GE conducting groundbreaking research linking power generation with water desalination
As part of a new program with the U.S. Department of Energy, GE researchers at the company's Global Research Center in Upstate New York are conducting studies to further find the commonalities between power generation and water desalination.
|Doug Hofer and Vitali Lissianski holding the 3D-printed mini-turbine in front of an actual size power generation steam turbine. (Photo: Business Wire)|
NISKAYUNA, NY, Nov. 11, 2015 -- As part of a new program with the U.S. Department of Energy (DOE), GE researchers at the company's Global Research Center in Upstate New York are conducting studies to further find the commonalities between power generation and water desalination. In power plants, steam turbines use pressurized steam to spin their rotating parts and power generators to produce electricity.
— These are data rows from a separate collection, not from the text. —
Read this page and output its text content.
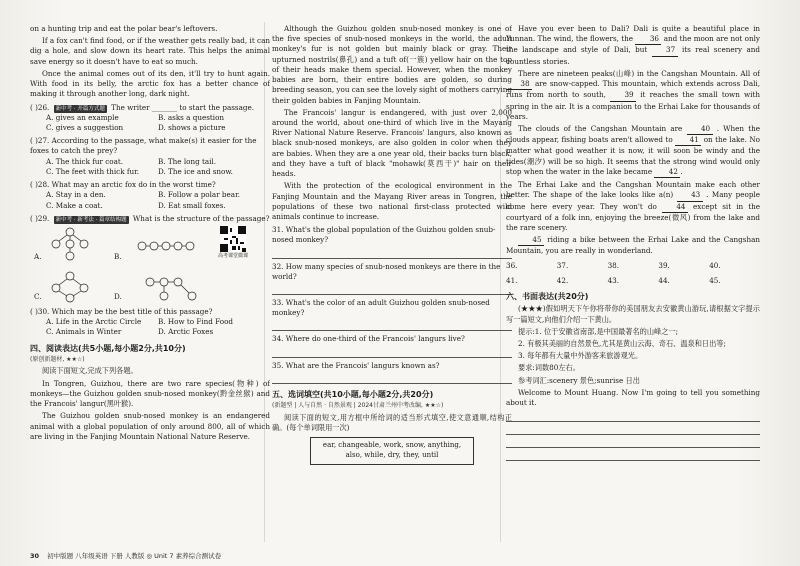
on a hunting trip and eat the polar bear's leftovers.

If a fox can't find food, or if the weather gets really bad, it can dig a hole, and slow down its heart rate. This helps the animal save energy so it doesn't have to eat so much.

Once the animal comes out of its den, it'll try to hunt again. With food in its belly, the arctic fox has a better chance of making it through another long, dark night.

( )26. 新中考 · 开篇方式题 The writer _______ to start the passage.
A. gives an example	B. asks a question
C. gives a suggestion	D. shows a picture
( )27. According to the passage, what make(s) it easier for the foxes to catch the prey?
A. The thick fur coat.	B. The long tail.
C. The feet with thick fur.	D. The ice and snow.
( )28. What may an arctic fox do in the worst time?
A. Stay in a den.	B. Follow a polar bear.
C. Make a coat.	D. Eat small foxes.
( )29. 新中考 · 新考法 · 篇章结构题 What is the structure of the passage?
A.	B.
C.	D.
高考课堂微课
( )30. Which may be the best title of this passage?
A. Life in the Arctic Circle	B. How to Find Food
C. Animals in Winter	D. Arctic Foxes
四、阅读表达(共5小题,每小题2分,共10分)
(原创新题材, ★★☆)

阅读下面短文,完成下列各题。

In Tongren, Guizhou, there are two rare species(物种) of monkeys—the Guizhou golden snub-nosed monkey(黔金丝猴) and the Francois' langur(黑叶猴).

The Guizhou golden snub-nosed monkey is an endangered animal with a global population of only around 800, all of which are living in the Fanjing Mountain National Nature Reserve.

Although the Guizhou golden snub-nosed monkey is one of the five species of snub-nosed monkeys in the world, the adult monkey's fur is not golden but mainly black or gray. Their upturned nostrils(鼻孔) and a tuft of(一簇) yellow hair on the top of their heads make them special. However, when the monkey babies are born, their entire bodies are golden, so during breeding season, you can see the lovely sight of mothers carrying their golden babies in Fanjing Mountain.

The Francois' langur is endangered, with just over 2,000 around the world, about one-third of which live in the Mayang River National Nature Reserve. Francois' langurs, also known as black snub-nosed monkeys, are also golden in color when they are babies. When they are a one year old, their backs turn black, and they have a tuft of black "mohawk(莫西干)" hair on their heads.

With the protection of the ecological environment in the Fanjing Mountain and the Mayang River areas in Tongren, the populations of these two national first-class protected wild animals continue to increase.

31. What's the global population of the Guizhou golden snub-nosed monkey?
32. How many species of snub-nosed monkeys are there in the world?
33. What's the color of an adult Guizhou golden snub-nosed monkey?
34. Where do one-third of the Francois' langurs live?
35. What are the Francois' langurs known as?
五、选词填空(共10小题,每小题2分,共20分)
(新题型 | 人与自然 · 自然景观 | 2024甘肃兰州中考改编, ★★☆)

阅读下面的短文,用方框中所给词的适当形式填空,使文意通顺,结构正确。(每个单词限用一次)

ear, changeable, work, snow, anything, also, while, dry, they, until

Have you ever been to Dali? Dali is quite a beautiful place in Yunnan. The wind, the flowers, the 36 and the moon are not only the landscape and style of Dali, but	37 its real scenery and countless stories.

There are nineteen peaks(山峰) in the Cangshan Mountain. All of 38 are snow-capped. This mountain, which extends across Dali, runs from north to south,	39 it reaches the small town with spring in the air. It is a companion to the Erhai Lake for thousands of years.

The clouds of the Cangshan Mountain are	40 . When the clouds appear, fishing boats aren't allowed to 41 on the lake. No matter what good weather it is now, it will soon be windy and the tides(潮汐) will be so high. It seems that the strong wind would only stop when the water in the lake became 42 .

The Erhai Lake and the Cangshan Mountain make each other better. The shape of the lake looks like a(n) 43 . Many people come here every year. They won't do	44 except sit in the courtyard of a folk inn, enjoying the breeze(微风) from the lake and the rare scenery.

45 riding a bike between the Erhai Lake and the Cangshan Mountain, you are really in wonderland.

36.	37.	38.	39.	40.
41.	42.	43.	44.	45.
六、书面表达(共20分)

(★★★)假如明天下午你将带你的美国朋友去安徽黄山游玩,请根据文字提示写一篇短文,向他们介绍一下黄山。

提示:1. 位于安徽省南部,是中国最著名的山峰之一;

2. 有极其美丽的自然景色,尤其是黄山云海、奇石、温泉和日出等;

3. 每年都有大量中外游客来旅游观光。

要求:词数80左右。

参考词汇:scenery 景色;sunrise 日出

Welcome to Mount Huang. Now I'm going to tell you something about it.

30 初中版题 八年级英语 下册 人教版 ◎ Unit 7 素养综合测试卷
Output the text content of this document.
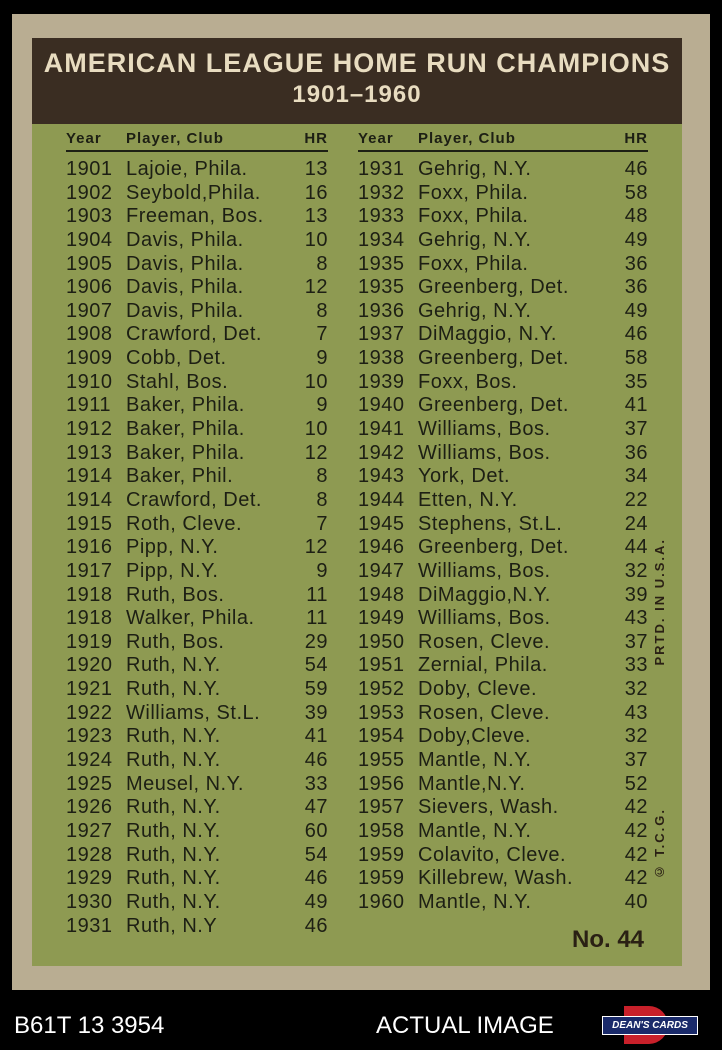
AMERICAN LEAGUE HOME RUN CHAMPIONS
1901–1960
Year	Player, Club	HR
1901 Lajoie, Phila.	13
1902 Seybold,Phila.	16
1903 Freeman, Bos.	13
1904 Davis, Phila.	10
1905 Davis, Phila.	8
1906 Davis, Phila.	12
1907 Davis, Phila.	8
1908 Crawford, Det.	7
1909 Cobb, Det.	9
1910 Stahl, Bos.	10
1911 Baker, Phila.	9
1912 Baker, Phila.	10
1913 Baker, Phila.	12
1914 Baker, Phil.	8
1914 Crawford, Det.	8
1915 Roth, Cleve.	7
1916 Pipp, N.Y.	12
1917 Pipp, N.Y.	9
1918 Ruth, Bos.	11
1918 Walker, Phila.	11
1919 Ruth, Bos.	29
1920 Ruth, N.Y.	54
1921 Ruth, N.Y.	59
1922 Williams, St.L.	39
1923 Ruth, N.Y.	41
1924 Ruth, N.Y.	46
1925 Meusel, N.Y.	33
1926 Ruth, N.Y.	47
1927 Ruth, N.Y.	60
1928 Ruth, N.Y.	54
1929 Ruth, N.Y.	46
1930 Ruth, N.Y.	49
1931 Ruth, N.Y	46
Year	Player, Club	HR
1931 Gehrig, N.Y.	46
1932 Foxx, Phila.	58
1933 Foxx, Phila.	48
1934 Gehrig, N.Y.	49
1935 Foxx, Phila.	36
1935 Greenberg, Det.	36
1936 Gehrig, N.Y.	49
1937 DiMaggio, N.Y.	46
1938 Greenberg, Det.	58
1939 Foxx, Bos.	35
1940 Greenberg, Det.	41
1941 Williams, Bos.	37
1942 Williams, Bos.	36
1943 York, Det.	34
1944 Etten, N.Y.	22
1945 Stephens, St.L.	24
1946 Greenberg, Det.	44
1947 Williams, Bos.	32
1948 DiMaggio,N.Y.	39
1949 Williams, Bos.	43
1950 Rosen, Cleve.	37
1951 Zernial, Phila.	33
1952 Doby, Cleve.	32
1953 Rosen, Cleve.	43
1954 Doby,Cleve.	32
1955 Mantle, N.Y.	37
1956 Mantle,N.Y.	52
1957 Sievers, Wash.	42
1958 Mantle, N.Y.	42
1959 Colavito, Cleve.	42
1959 Killebrew, Wash.	42
1960 Mantle, N.Y.	40
PRTD. IN U.S.A.
© T.C.G.
No. 44
B61T 13 3954	ACTUAL IMAGE	DEAN'S CARDS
As part of the water desalination technology being developed with the DOE, researchers are using steam turbine turbomachinery 3D-printed in a miniaturized form to compress and stream a mixture of air, salt and water through a hyper-cooling loop that freezes seawater. By freezing the mixture, the salt naturally separates in solid form, leaving just the ice. The ice is then melted, leaving clean water.
Vitali Lissianski, chemical engineer and project leader at GE Global Research's Energy Systems Lab, explained that "97.5 percent of the earth's water supply is virtually inaccessible because water desalination is still too expensive and difficult to deploy at a large scale. By putting desalination 'on ice,' we hope to change that dynamic. Freezing seawater to treat it is nothing new, but the way we are doing it is very different. We're tapping into our wealth of technical knowledge in turbomachinery to devise a cost-effective solution."
The technology development brings together GE expertise in water desalination and turbomachinery. "GE's expertise with multiphase flowsin steam turbines is a foundation for the development of a turbine for desalination technology," said Douglas Hofer, who is leading the development of the turbine technology.
Hofer explained that in a low-pressure steam turbine, water vapor (steam) condenses to liquid water. For the new desalination process, the GE team is extending that idea to freeze liquid salt water into solid ice and salt crystals during its expansion through the turbine. This extension from condensing liquids to freezing solids requires new and innovative solutions to address several challenges of this new turbine application.
"Cooling the salty water, or brine droplets, by expanding cold gas in the turbine would greatly reduce the energy required for desalination," said Hofer. "The heat transfer between the cooling gas and brine would be much more efficient compared to conventional thermal desalination systems."
Lissianski added, "Support from US DOE is critical to the success of the technology development.Through our program with the DOE, we will test the feasibility of a low-cost water desalination system that is driven by our steam turbine parts and technical know-how. If it works, the process we are developing could reduce the cost of desalination by 20 percent versus more conventional thermal evaporation approaches."